Seis da manhã. Um puta vento gelado corta a face e pessoas encasacadas andam ligeiras nas calçadas.

-Tem pão quente?
-Tem não.

O cabelo está desarrumado, o rosto está rachado, a camiseta está torta debaixo da jaqueta. O mau-humor é latente. A luva dificulta o ato de segurar a xícara de café.

Se eu pudesse, ouviria o que tu falas. Mas só penso em quão mal-humorado estou. Só penso nas minhas canelas desprotegidas. E não há companhia que me salve.

Tu até pensas em sorrir, em encaixar aquela perfeita piada entre meu croissant de queijo e presunto. Ele está frio. Eu estou frio. Você não está. Isso me irrita.

-Oi
-Olá.

Já são três da tarde. Estás mais simpático. Mas não mais seguro de si. Não há mercado que me sirva. Nem Estado. Ainda mais no estado em que estou. Se fosse livre choraria. Queria você aqui agora. Você trabalha. Longe.Livre é o livro que me livra disso.

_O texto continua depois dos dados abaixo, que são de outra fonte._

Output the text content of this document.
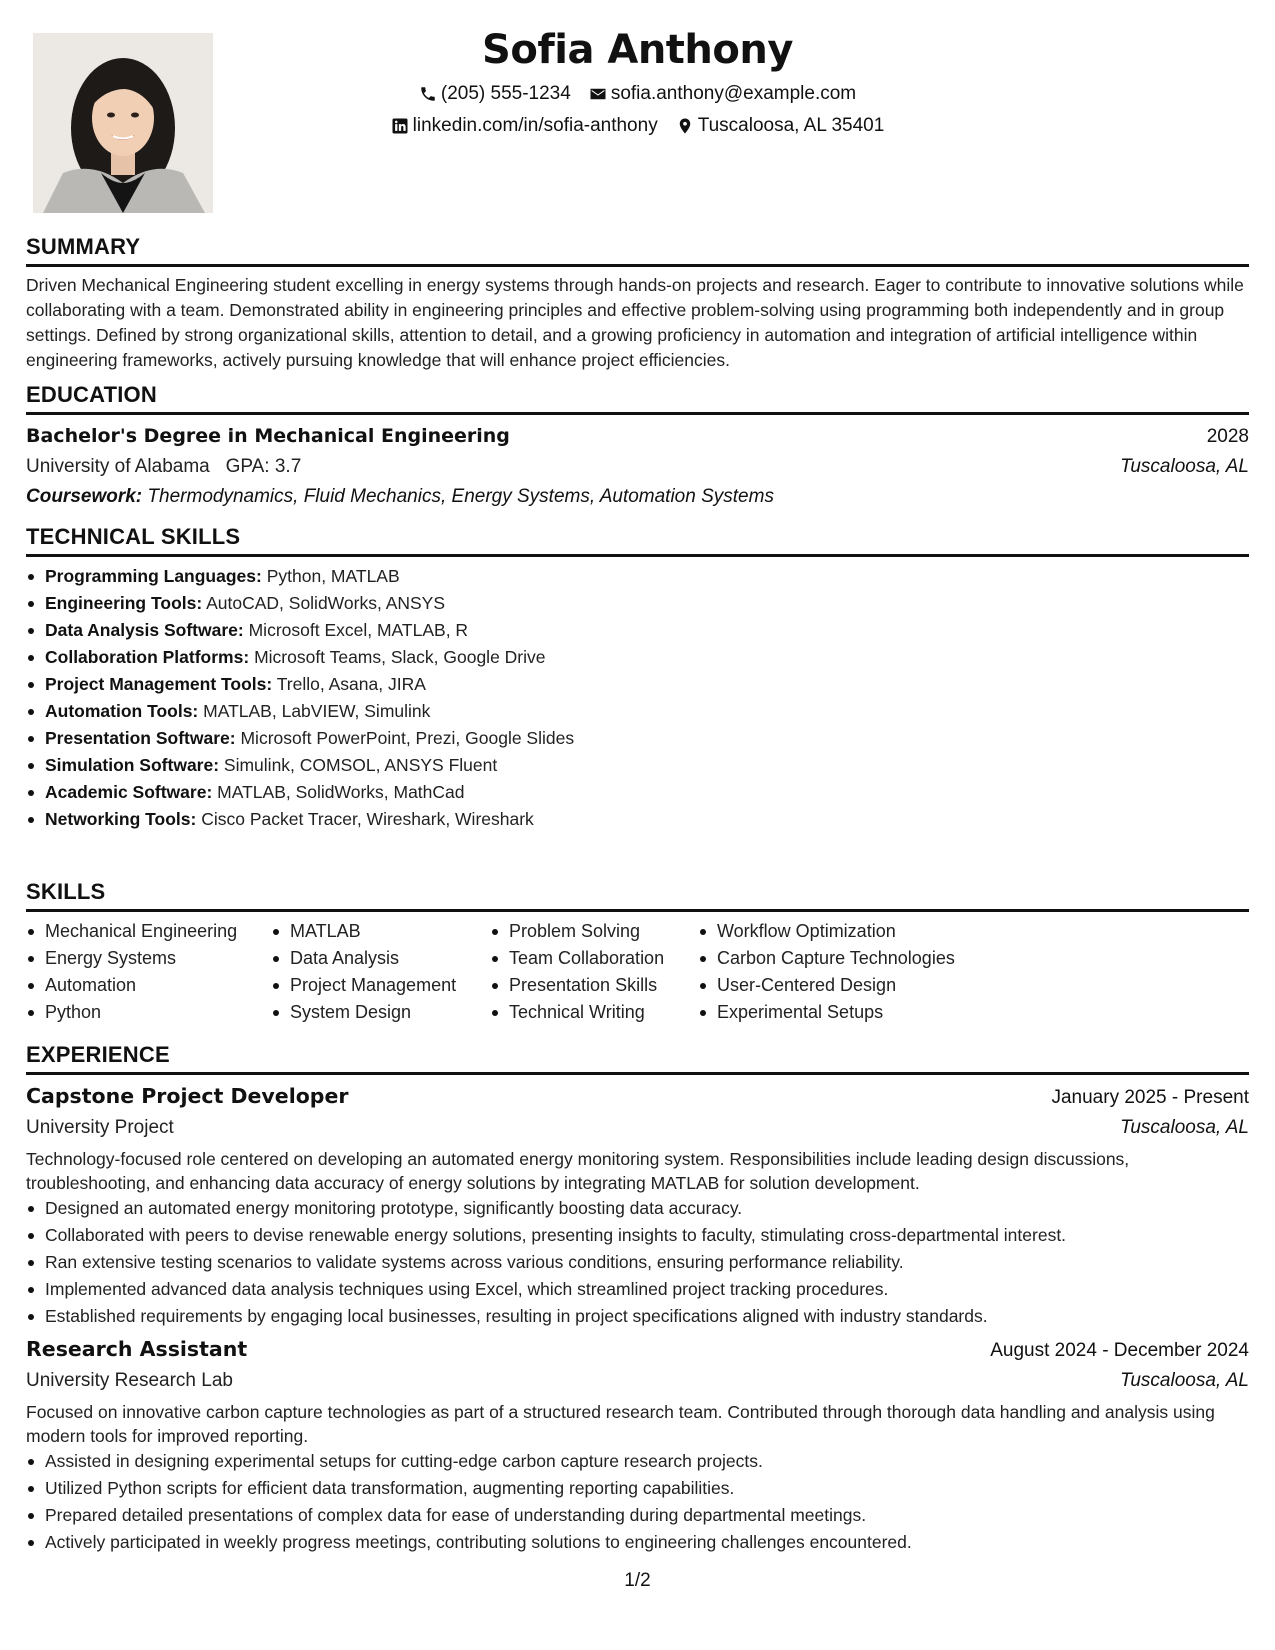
Sofia Anthony
(205) 555-1234 sofia.anthony@example.com
linkedin.com/in/sofia-anthony Tuscaloosa, AL 35401
SUMMARY
Driven Mechanical Engineering student excelling in energy systems through hands-on projects and research. Eager to contribute to innovative solutions while collaborating with a team. Demonstrated ability in engineering principles and effective problem-solving using programming both independently and in group settings. Defined by strong organizational skills, attention to detail, and a growing proficiency in automation and integration of artificial intelligence within engineering frameworks, actively pursuing knowledge that will enhance project efficiencies.
EDUCATION
Bachelor's Degree in Mechanical Engineering	2028
University of Alabama GPA: 3.7	Tuscaloosa, AL
Coursework: Thermodynamics, Fluid Mechanics, Energy Systems, Automation Systems
TECHNICAL SKILLS
Programming Languages: Python, MATLAB
Engineering Tools: AutoCAD, SolidWorks, ANSYS
Data Analysis Software: Microsoft Excel, MATLAB, R
Collaboration Platforms: Microsoft Teams, Slack, Google Drive
Project Management Tools: Trello, Asana, JIRA
Automation Tools: MATLAB, LabVIEW, Simulink
Presentation Software: Microsoft PowerPoint, Prezi, Google Slides
Simulation Software: Simulink, COMSOL, ANSYS Fluent
Academic Software: MATLAB, SolidWorks, MathCad
Networking Tools: Cisco Packet Tracer, Wireshark, Wireshark
SKILLS
Mechanical Engineering
Energy Systems
Automation
Python
MATLAB
Data Analysis
Project Management
System Design
Problem Solving
Team Collaboration
Presentation Skills
Technical Writing
Workflow Optimization
Carbon Capture Technologies
User-Centered Design
Experimental Setups
EXPERIENCE
Capstone Project Developer	January 2025 - Present
University Project	Tuscaloosa, AL
Technology-focused role centered on developing an automated energy monitoring system. Responsibilities include leading design discussions, troubleshooting, and enhancing data accuracy of energy solutions by integrating MATLAB for solution development.
Designed an automated energy monitoring prototype, significantly boosting data accuracy.
Collaborated with peers to devise renewable energy solutions, presenting insights to faculty, stimulating cross-departmental interest.
Ran extensive testing scenarios to validate systems across various conditions, ensuring performance reliability.
Implemented advanced data analysis techniques using Excel, which streamlined project tracking procedures.
Established requirements by engaging local businesses, resulting in project specifications aligned with industry standards.
Research Assistant	August 2024 - December 2024
University Research Lab	Tuscaloosa, AL
Focused on innovative carbon capture technologies as part of a structured research team. Contributed through thorough data handling and analysis using modern tools for improved reporting.
Assisted in designing experimental setups for cutting-edge carbon capture research projects.
Utilized Python scripts for efficient data transformation, augmenting reporting capabilities.
Prepared detailed presentations of complex data for ease of understanding during departmental meetings.
Actively participated in weekly progress meetings, contributing solutions to engineering challenges encountered.
1/2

O violino arranha meu ouvido. Queria você arranhando minhas costas.

-Oi
-Não tem pão quente.

Não era isso que queria pedir. Já são seis da tarde. E meu café?

-Não tem.
-Tem algo?
-Tem não.

Hoje a cidade está vazia. Seria feriado? Não, pois você trabalha. Eles também. Eu não, talvez por isso não haja nada.

-Acordado?
-Sempre!

O uísque me deixa leve, mas não morto. São nove horas da noite. A placa diz que há vagas na melancolia. To cheio. Disso e de outras. Melhor andar.

-Está tarde!
-Me deixa!
As pantufas aquecem os pés, mas ainda causam distúrbios quando saio com elas na rua. Nem repararam no meu bigode. E você, ainda repara em mim? E o pão? E meu pau?

-Boa noite.
-Vou tomar água.

A madeira faz barulho quando piso nela. Você finge não acordar. Eu finjo estar com sede. Teria pão gelado na geladeira?

-Tem não.
-Quem és tu?

Não tem pão gelado. Há torradeiras. Faltam as minhas torradas. Mas por que não esqueço isso?

-Tu me amas.
-Não tu. Amo as outras.

Quero saber correr. Não queria me olhar no espelho agora. Não agora. Correr é melhor. Minhas meias estão limpas. Meu pé não. Você vem comigo?

-ahn.

Já é meia-noite. Dizem que a lua aparece. Só vejo a noite.

-Bum. Acorda. Oi. Buzina.
-Não quero não.

O cheiro está aqui. Agora não quero mais. Apago eu, e ontem. Silêncio na igreja! Grita o padre. Ele e um menino. Coisa feia. Sangue no vitral. Mataram ele. Bem feito.

-Foi você?
-Foi não.
-Tem pão?
-Quem pergunta isso sou eu.
-Então és. Tu?
-Oras. Espero que sim.
-Estás preso.

Não quero não. Lá fora está frio, mas não há paredes para se encostar sem camisa. Não fiz nada, juro eu. Quero ir. Não brinco mais.

-Até mais.
-Bom dia. Já vou lá.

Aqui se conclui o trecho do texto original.